I take, by this use of quotations, that the writer considered celebration for a life prematurely cut short as abnormal, deciding it best to use quotation marks to make sure readers knew it was the family who had this crazy idea of “celebration” and not the writer.
I recognized the phrase, “a celebration of her life,” because I often use it myself. I do a lot of funerals. Meeting with families before I often say, “We’ll make the service a celebration of [loved one's] life.” I’m beginning to think, however, that this is a phrase that comforts but fails to communicate.
When I speak of the service as a celebration of the loved one’s life, I’m more fully hoping to convey that the service will be (1) worship of God during which, (2) we rejoice in the resurrection of Jesus who gives all lives hope, and (3) we shall give thanks for the life of the loved one, commend her/his body to God, and commit her/him to the elements.

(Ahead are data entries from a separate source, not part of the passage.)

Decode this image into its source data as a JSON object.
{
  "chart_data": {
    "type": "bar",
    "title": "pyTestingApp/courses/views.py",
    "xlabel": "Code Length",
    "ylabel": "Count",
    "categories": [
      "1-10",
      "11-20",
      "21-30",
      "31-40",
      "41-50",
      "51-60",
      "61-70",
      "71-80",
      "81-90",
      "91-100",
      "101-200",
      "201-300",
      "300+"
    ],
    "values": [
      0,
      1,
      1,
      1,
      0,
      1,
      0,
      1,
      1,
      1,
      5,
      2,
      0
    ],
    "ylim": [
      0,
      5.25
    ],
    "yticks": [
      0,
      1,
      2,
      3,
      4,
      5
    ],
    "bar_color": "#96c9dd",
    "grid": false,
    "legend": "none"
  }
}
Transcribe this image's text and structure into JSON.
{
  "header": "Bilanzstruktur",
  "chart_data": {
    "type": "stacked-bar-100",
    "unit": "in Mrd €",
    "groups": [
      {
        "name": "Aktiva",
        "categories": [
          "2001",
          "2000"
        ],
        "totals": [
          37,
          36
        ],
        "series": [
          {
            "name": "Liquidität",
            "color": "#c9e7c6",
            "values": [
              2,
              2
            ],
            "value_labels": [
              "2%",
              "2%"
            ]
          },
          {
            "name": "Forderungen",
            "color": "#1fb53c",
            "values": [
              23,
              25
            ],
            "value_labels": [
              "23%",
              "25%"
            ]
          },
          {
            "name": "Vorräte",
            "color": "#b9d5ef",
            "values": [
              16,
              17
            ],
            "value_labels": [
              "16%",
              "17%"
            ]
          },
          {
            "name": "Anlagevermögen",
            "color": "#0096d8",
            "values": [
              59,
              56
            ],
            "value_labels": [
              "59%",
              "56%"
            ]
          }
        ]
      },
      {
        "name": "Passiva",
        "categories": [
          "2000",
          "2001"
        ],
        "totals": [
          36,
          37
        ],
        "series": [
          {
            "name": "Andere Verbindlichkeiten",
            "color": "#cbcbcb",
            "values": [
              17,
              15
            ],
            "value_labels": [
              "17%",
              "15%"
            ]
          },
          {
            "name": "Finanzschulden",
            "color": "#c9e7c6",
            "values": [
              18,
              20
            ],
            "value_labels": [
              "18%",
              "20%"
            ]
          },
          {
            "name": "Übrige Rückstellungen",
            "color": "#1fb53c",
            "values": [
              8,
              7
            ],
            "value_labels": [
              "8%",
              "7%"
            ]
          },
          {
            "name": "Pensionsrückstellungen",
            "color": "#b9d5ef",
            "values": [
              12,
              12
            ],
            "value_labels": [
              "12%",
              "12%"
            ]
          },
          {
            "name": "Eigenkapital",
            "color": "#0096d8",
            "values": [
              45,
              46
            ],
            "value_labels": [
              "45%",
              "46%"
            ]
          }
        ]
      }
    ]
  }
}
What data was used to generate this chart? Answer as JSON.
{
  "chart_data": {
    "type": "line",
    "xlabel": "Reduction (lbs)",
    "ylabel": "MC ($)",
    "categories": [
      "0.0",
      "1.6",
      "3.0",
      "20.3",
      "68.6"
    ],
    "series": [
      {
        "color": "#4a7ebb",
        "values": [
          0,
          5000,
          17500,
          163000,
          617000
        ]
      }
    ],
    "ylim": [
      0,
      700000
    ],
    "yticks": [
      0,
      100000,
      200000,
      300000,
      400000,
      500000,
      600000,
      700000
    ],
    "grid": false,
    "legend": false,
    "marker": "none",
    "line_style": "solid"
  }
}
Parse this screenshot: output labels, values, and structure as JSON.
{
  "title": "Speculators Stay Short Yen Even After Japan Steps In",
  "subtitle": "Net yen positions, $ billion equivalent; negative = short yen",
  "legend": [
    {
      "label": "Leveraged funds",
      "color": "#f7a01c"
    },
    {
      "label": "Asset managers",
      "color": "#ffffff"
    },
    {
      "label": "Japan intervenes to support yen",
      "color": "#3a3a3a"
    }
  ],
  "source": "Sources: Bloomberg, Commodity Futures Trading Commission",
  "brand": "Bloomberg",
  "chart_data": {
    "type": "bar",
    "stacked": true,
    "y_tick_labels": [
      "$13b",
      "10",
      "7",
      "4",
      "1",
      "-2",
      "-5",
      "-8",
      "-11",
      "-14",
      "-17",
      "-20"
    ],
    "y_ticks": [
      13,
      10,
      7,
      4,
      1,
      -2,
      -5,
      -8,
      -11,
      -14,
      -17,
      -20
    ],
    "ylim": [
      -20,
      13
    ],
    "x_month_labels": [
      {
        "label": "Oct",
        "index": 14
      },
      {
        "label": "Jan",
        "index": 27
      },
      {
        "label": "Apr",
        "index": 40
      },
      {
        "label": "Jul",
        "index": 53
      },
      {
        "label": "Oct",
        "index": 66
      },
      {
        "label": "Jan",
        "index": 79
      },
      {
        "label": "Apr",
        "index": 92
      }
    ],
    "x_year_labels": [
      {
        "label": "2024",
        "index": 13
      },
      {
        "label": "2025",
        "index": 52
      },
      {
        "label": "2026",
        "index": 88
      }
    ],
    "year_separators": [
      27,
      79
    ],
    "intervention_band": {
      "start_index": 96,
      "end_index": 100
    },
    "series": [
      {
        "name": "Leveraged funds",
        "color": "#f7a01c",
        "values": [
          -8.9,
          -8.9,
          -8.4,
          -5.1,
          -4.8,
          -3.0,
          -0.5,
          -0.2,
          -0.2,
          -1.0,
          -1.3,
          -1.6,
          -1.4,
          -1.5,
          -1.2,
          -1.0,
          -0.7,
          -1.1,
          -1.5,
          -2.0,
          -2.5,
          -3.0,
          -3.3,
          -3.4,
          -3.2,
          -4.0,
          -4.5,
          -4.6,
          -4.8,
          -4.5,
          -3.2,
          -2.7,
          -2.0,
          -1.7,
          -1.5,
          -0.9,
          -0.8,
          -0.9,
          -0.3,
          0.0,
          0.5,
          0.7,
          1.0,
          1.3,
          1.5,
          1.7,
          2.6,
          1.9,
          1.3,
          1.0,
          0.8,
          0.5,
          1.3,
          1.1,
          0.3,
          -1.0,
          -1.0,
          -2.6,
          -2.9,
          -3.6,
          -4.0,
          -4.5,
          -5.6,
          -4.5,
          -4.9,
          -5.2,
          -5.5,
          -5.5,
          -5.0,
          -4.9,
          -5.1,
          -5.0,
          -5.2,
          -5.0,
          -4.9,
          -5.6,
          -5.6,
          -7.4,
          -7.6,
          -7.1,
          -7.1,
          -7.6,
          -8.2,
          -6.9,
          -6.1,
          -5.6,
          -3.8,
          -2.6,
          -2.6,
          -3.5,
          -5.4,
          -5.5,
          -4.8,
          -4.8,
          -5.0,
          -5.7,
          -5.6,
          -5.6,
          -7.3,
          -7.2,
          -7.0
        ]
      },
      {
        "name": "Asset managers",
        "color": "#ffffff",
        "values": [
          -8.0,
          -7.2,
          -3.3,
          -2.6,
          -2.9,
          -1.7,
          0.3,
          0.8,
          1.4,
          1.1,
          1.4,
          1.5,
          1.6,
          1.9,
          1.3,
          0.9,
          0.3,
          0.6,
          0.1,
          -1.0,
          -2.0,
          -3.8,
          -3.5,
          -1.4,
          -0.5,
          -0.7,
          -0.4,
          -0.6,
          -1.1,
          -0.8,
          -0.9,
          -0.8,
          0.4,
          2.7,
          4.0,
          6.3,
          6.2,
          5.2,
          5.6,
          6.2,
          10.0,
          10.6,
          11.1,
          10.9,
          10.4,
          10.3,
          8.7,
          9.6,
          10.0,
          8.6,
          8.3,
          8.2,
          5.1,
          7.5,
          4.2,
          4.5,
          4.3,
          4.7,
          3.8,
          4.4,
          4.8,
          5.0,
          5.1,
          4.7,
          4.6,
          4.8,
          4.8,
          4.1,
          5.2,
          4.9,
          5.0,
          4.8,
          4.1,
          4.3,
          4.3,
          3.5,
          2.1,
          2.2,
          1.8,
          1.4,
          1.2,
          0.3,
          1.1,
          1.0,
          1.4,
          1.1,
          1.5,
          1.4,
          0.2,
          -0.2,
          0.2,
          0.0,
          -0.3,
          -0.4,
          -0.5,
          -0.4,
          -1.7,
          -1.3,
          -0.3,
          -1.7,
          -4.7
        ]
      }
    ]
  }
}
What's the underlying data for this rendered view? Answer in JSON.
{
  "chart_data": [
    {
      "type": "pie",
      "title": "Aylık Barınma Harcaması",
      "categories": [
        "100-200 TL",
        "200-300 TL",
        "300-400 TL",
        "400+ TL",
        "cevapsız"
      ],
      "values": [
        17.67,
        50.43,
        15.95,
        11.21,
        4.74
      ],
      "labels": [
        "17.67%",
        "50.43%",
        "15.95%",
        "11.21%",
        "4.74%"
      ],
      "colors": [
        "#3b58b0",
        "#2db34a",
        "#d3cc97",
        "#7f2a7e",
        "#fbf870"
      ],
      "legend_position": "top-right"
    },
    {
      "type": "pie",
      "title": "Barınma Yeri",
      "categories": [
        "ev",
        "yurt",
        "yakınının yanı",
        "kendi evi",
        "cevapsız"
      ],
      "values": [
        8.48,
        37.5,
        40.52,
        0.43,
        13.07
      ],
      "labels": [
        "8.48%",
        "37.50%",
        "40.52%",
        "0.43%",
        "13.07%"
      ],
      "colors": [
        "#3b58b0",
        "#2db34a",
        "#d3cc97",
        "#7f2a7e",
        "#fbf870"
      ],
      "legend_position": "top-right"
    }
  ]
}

If I’m honest, however, I think points 1 and 2 are often unclear, misunderstood, or completely absent. Funeral services all too quickly become overly focused on the life of the loved one and only on God as an afterthought. This is especially true when funerals are for and attended by non church-goers. The liturgy helps correct this emphasis on the deceased, but my impression is that most people come to the crematorium (where 90% of such services occur) to “pay their respects” to the deceased and the family rather than to worship God.
To counteract the popular notion of funerals as first about the deceased, I suppose I could explain to each family, carefully and fully, my understanding of the funeral service as first one of worship in light of Jesus’ resurrection, during which we will give thanks to God for the life of the loved one. But I’m afraid such a clear statement might make many families uneasy–some to the extent of preferring me not to lead the service–as a significant number of funerals I do are for non church-attending people who may or may not have anticipated such a service.
The Presbyterian Book of Common Worship titles such services, “The Funeral: A Service of Witness to the Resurrection,” clearly emphasizing Jesus’ resurrection rather than the death or life of the deceased.
Certainly, a funeral can include a celebration of one’s life. Or further, a funeral should include a celebration of one’s life. But at its core I understand a funeral to be a celebration in praise of God, remembering Jesus’ resurrection first and foremost.
I sense, in my current context, that my understanding is in the minority–certainly not the first time. Maybe the newspaper writer was right, the funeral service was a “celebration” of the child’s life.